Mais j’ai appris à passer quelque chose. A force de colonies de vacances, oui, mais aussi à force de manifestations, d’éducation populaire, d’arpentages féministes, d’ateliers d’auto-gynéco, de conférences sur la grossophobie. J’ai appris à faire circuler ce que j’ai dans le ventre : des mots, des façons de me tenir, des manières de ne pas me perdre complètement quand ça tangue. J’ai appris que ça comptait, même sans diplôme, même sans titre, même sans estrade.

J’ai mis trop de temps à le savoir. À comprendre que ce que je faisais n’était pas un à-côté, pas un ersatz, pas une version ratée d’un rêve d’ado.Il y a des choses bonnes dans ce qu’on transmet comme ça.

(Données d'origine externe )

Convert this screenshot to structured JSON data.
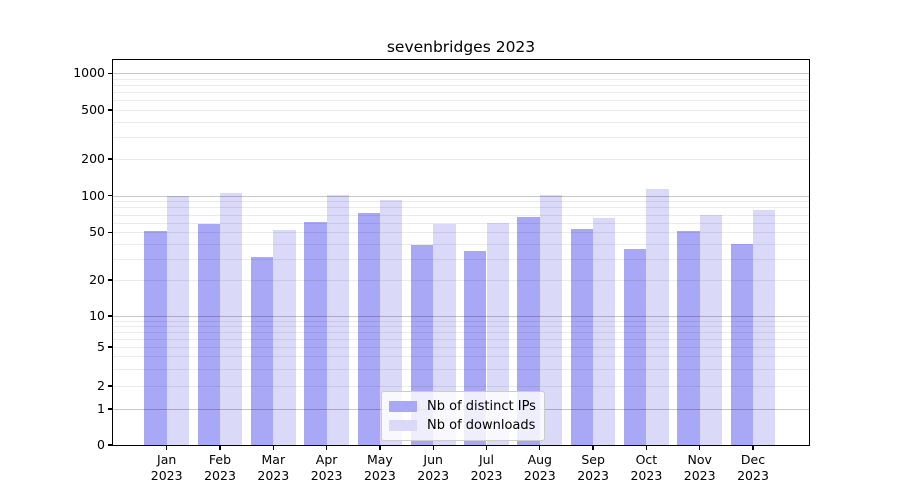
{
  "title": "sevenbridges 2023",
  "chart_data": {
    "type": "bar",
    "title": "sevenbridges 2023",
    "categories": [
      "Jan 2023",
      "Feb 2023",
      "Mar 2023",
      "Apr 2023",
      "May 2023",
      "Jun 2023",
      "Jul 2023",
      "Aug 2023",
      "Sep 2023",
      "Oct 2023",
      "Nov 2023",
      "Dec 2023"
    ],
    "series": [
      {
        "name": "Nb of distinct IPs",
        "color": "#a9a8f6",
        "values": [
          51,
          59,
          31,
          61,
          72,
          39,
          35,
          67,
          53,
          36,
          51,
          40
        ]
      },
      {
        "name": "Nb of downloads",
        "color": "#dbd9f8",
        "values": [
          100,
          105,
          52,
          102,
          93,
          59,
          60,
          102,
          66,
          114,
          70,
          77
        ]
      }
    ],
    "xlabel": "",
    "ylabel": "",
    "yscale": "symlog",
    "ylim": [
      0,
      1300
    ],
    "yticks": [
      0,
      1,
      2,
      5,
      10,
      20,
      50,
      100,
      200,
      500,
      1000
    ],
    "grid": true,
    "legend_position": "lower center"
  }
}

Des choses imparfaites, bricolées, parfois encore fragiles, mais bonnes quand même. Et aujourd’hui, je parle depuis un mélange savant de culot, de connaissances, d'expérience. Depuis ce que j’ai traversé, raté, compris trop tard. Depuis les limites que j’ai appris à poser, les silences que j’ai appris à tenir, les mots que je choisis de faire passer plutôt que d’autres. Je sais. 

Dans mon métier actuel, je forme, j’explique, je donne la parole, j’amplifie la voix des autres.
Je ne parle jamais  vraiment seule. Même quand je le suis. Je parle avec, à côté, parfois en retrait. Je fais circuler des récits qui ne sont pas les miens, ou pas seulement, et je veille à ne pas les lisser, à ne pas les rendre présentables, à ne pas les trahir.

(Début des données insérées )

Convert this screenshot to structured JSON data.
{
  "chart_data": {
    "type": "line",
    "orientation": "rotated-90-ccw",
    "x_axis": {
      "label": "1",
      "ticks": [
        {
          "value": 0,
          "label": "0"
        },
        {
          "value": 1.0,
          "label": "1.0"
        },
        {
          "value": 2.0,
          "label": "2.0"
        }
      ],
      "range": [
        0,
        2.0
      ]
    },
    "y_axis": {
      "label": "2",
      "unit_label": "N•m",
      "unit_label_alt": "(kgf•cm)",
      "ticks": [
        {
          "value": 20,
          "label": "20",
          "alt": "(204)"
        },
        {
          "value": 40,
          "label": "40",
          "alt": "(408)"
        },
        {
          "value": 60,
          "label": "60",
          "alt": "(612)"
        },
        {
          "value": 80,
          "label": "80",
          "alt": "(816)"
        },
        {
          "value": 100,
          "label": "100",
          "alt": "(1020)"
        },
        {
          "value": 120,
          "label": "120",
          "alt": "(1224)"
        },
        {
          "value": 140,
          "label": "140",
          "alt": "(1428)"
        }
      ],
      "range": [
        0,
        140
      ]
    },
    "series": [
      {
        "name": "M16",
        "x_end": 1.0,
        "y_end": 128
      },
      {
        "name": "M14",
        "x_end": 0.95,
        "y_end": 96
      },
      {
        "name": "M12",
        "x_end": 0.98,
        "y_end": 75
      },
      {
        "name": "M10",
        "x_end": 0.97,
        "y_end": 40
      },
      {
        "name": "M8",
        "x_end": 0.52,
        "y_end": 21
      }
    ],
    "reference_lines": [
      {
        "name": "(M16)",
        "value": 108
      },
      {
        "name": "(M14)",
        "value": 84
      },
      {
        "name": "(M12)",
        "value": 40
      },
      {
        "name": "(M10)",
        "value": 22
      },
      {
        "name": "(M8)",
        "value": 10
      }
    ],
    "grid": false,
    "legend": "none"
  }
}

Je travaille avec des personnes qui ont longtemps été sommées de se taire, de se soigner en silence, d’être reconnaissantes. Des personnes à qui on a expliqué leur propre vie, leur propre corps, leur propre souffrance. Alors je fais attention. Aux mots que j’emploie. À la place que je prends. À celle que je rends.

Je transmets des outils, des cadres, des histoires possibles. Des manières de faire lien sans se dissoudre, de s’engager sans s’écraser, de prendre soin sans se sacrifier.

Je crois profondément à l’intelligence collective, à la pair-aidance, à la puissance du vécu quand il est mis en commun, politisé, respecté. Je crois que le savoir ne descend pas d’une estrade, qu’il circule horizontalement, qu’il se fabrique à plusieurs, dans les plis, dans les contradictions, dans les zones grises.

Je ne suis pas prof.
Mais je participe à créer des espaces où quelque chose peut s’apprendre. Pas à marche forcée. Pas sous la menace d’une note. Je crois comprendre ce que ça coûte de transmettre sans dominer, d’accompagner sans posséder, de tenir une place sans s’y accrocher. 

Je sais que ce qui circule ne m’appartient pas, et que c’est très bien comme ça. Circulez, c’est beau, vous le faites très bien.